Jodi Picoult Quotes About Past

We have collected for you the TOP of Jodi Picoult's best quotes about Past! Here are collected all the quotes about Past starting from the birthday of the Author – May 19, 1966! We hope you will be inspired to new achievements with our constantly updated collection of quotes. At the moment, this page contains 1110 sayings of Jodi Picoult about Past. We will be happy if you share our collection of quotes with your friends on social networks!
  • Ross believed in past lives. Moreover, he believed that the person you fell in love with in each life was the same person you fell in love with in the life before, and the one before that. Sometimes, you might miss her - she'd be reborn in post-World War I generation, and you wouldn't come back until the fifties. Sometimes, your paths would cross and you wouldn't recognize each other. Get it right - that is: fall madly, truly, deeply - and perhaps there'd be an eternity carved out solely for the two of you.

    Jodi Picoult (2003). “Second Glance: A Novel”, p.328, Simon and Schuster
  • Everyone has a story; everyone hides his past as a means of self-preservation. Some just do it better, and more thoroughly, than others.

    Jodi Picoult (2013). “The Storyteller”, p.369, Simon and Schuster
  • In half hour my mother has managed to give me what my father couldn't: my past.

    Jodi Picoult (2007). “Vanishing acts”, p.178, Simon and Schuster
  • What makes you walk past thirty-thousand people without a second glance, and then you look at the thirty-thousandth-and-first person and know you'll never take your eyes off her again?

    Jodi Picoult (2003). “Second Glance”, p.32, Simon and Schuster
  • I write adult fiction, but a good 40 to 50 per cent of my readers are teenagers. I love that if they have to grow up and move past JK Rowling they can move to me. From Jo to Jodi!

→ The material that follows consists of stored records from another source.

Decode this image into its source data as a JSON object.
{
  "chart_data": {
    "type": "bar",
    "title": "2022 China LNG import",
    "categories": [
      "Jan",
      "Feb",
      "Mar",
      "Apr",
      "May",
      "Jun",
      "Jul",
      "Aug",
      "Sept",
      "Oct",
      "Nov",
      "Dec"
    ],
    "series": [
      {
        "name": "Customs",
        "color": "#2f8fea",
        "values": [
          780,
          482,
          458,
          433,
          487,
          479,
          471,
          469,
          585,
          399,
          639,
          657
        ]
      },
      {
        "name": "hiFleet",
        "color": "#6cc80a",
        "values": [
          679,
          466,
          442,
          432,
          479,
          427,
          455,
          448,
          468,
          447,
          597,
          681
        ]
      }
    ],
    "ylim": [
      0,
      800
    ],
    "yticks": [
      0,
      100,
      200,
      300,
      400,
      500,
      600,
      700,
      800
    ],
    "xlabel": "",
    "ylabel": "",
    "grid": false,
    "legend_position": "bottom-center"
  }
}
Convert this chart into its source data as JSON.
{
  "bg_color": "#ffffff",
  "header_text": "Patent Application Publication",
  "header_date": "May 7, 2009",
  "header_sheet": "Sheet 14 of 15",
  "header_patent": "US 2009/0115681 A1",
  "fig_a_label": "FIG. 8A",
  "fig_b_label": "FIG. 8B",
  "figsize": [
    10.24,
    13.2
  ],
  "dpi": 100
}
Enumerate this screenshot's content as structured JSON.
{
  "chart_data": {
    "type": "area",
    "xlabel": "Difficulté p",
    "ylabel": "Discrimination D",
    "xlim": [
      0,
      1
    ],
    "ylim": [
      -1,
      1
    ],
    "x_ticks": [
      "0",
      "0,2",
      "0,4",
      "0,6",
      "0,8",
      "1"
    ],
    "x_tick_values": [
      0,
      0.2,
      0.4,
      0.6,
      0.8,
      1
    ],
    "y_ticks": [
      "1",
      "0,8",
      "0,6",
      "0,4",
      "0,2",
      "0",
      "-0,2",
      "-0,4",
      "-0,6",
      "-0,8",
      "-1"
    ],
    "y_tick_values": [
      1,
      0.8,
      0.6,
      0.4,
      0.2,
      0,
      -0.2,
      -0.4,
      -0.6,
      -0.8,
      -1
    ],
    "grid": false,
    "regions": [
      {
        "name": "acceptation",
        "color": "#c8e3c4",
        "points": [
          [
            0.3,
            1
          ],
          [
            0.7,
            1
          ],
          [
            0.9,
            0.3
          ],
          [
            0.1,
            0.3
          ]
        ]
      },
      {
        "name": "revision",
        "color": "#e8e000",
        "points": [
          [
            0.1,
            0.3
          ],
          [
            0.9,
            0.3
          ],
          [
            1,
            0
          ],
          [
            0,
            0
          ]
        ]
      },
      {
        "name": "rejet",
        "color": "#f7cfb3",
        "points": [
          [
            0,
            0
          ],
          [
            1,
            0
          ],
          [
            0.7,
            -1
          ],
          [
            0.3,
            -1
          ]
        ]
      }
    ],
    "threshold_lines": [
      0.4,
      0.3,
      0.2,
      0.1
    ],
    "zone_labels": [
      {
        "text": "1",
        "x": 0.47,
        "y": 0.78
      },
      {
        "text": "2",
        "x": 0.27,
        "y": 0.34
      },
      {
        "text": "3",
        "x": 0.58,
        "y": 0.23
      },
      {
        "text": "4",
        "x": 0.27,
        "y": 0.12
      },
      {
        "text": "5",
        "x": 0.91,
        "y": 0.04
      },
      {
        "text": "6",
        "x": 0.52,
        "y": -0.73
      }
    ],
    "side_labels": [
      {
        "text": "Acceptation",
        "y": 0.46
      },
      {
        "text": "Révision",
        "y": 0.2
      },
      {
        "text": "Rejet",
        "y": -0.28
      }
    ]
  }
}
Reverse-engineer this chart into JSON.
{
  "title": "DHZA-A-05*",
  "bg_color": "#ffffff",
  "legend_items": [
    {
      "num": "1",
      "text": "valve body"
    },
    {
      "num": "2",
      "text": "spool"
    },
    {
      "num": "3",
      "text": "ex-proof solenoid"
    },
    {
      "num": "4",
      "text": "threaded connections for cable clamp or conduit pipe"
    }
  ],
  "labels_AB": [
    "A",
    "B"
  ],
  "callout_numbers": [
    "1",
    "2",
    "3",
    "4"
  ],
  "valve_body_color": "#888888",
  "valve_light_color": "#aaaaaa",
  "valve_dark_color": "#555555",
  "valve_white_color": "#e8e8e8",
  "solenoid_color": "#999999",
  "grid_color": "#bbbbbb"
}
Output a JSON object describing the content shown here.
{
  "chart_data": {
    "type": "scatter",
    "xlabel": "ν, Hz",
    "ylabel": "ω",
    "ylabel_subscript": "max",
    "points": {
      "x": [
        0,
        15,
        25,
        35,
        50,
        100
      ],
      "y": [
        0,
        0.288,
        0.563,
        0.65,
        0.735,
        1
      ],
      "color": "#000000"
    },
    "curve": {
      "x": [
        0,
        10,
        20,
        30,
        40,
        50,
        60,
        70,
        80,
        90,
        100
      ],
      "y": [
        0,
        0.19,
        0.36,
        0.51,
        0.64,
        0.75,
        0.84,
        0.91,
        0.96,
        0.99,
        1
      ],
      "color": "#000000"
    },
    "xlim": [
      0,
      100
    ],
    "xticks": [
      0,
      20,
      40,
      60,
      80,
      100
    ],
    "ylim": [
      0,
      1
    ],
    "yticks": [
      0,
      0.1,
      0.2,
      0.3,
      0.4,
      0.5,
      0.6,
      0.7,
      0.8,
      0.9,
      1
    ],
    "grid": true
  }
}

  • I don't know whether you can look at your past and find, woven like the hidden symbols on a treasure map, the path that will point to your final destination.

    Jodi Picoult (2009). “Handle with Care: A Novel”, p.80, Simon and Schuster
  • You can't look back - you just have to put the past behind you, and find something better in your future.

    Jodi Picoult (2001). “Salem Falls”, p.299, Simon and Schuster
  • by now you've already formed your own impression. you believe that an act committed a lifetime ago defines a man, or you believe that a person's past has nothing to do with his future. you think i am either a hero, or a monster. maybe knowning more about circumstances will make you think differently about me, but it won't change what happened twenty-eight years ago.

    Jodi Picoult (2012). “The Jodi Picoult Collection #3: Vanishing Acts, The Tenth Circle, and Nineteen Minutes”, p.73, Simon and Schuster
  • Losing Chloe had been like reading a wonderfulook only to realize that all the pages past a certain point were blank.

  • Music therapy, to me, is music performance without the ego. It's not about entertainment as much as its about empathizing. If you can use music to slip past the pain and gather insight into the workings of someone else's mind, you can begin to fix a problem.

    Sing You Home: research for the book, CD lyrics, gay rights info and resources, www.jodipicoult.com.
  • The more you get past pain, the more it goes from coal to diamond.

    Jodi Picoult (2007). “Salem Falls”, p.497, Simon and Schuster
  • It turns out that sharing the past with someone is different from reliving it when you’re alone. It feels less like a wound, more like a poultice.

    Randy Susan Meyers, M. J. Rose, Ronlyn Domingue, Sarah Pekkanen, Jodi Picoult (2013). “Atria Book Club Bites: A Free Sampling of Ten Books Guaranteed to Feed Your Discussion”, p.35, Simon and Schuster
  • There was, really, nothing you could use as a blueprint for your life, except your past. There was no starting over. There was only picking up the pieces someone had left behind.

    Jodi Picoult (2002). “Picture Perfect”, p.378, Penguin
  • I knew what it was like to lose someone you loved. You didn't get past something like that, you got through it.

    Jodi Picoult (2008). “Change of Heart: A Novel”, p.12, Simon and Schuster
  • You didn't get past something like that, you go through it -- and for that reason alone, I understood more about her than she ever would have guessed.

  • Forgiving isn't something you do for someone else. It's something you do for yourself. It's saying, 'You're not important enough to have a stranglehold on me.' It's saying, 'You don't get to trap me in the past. I am worthy of a future.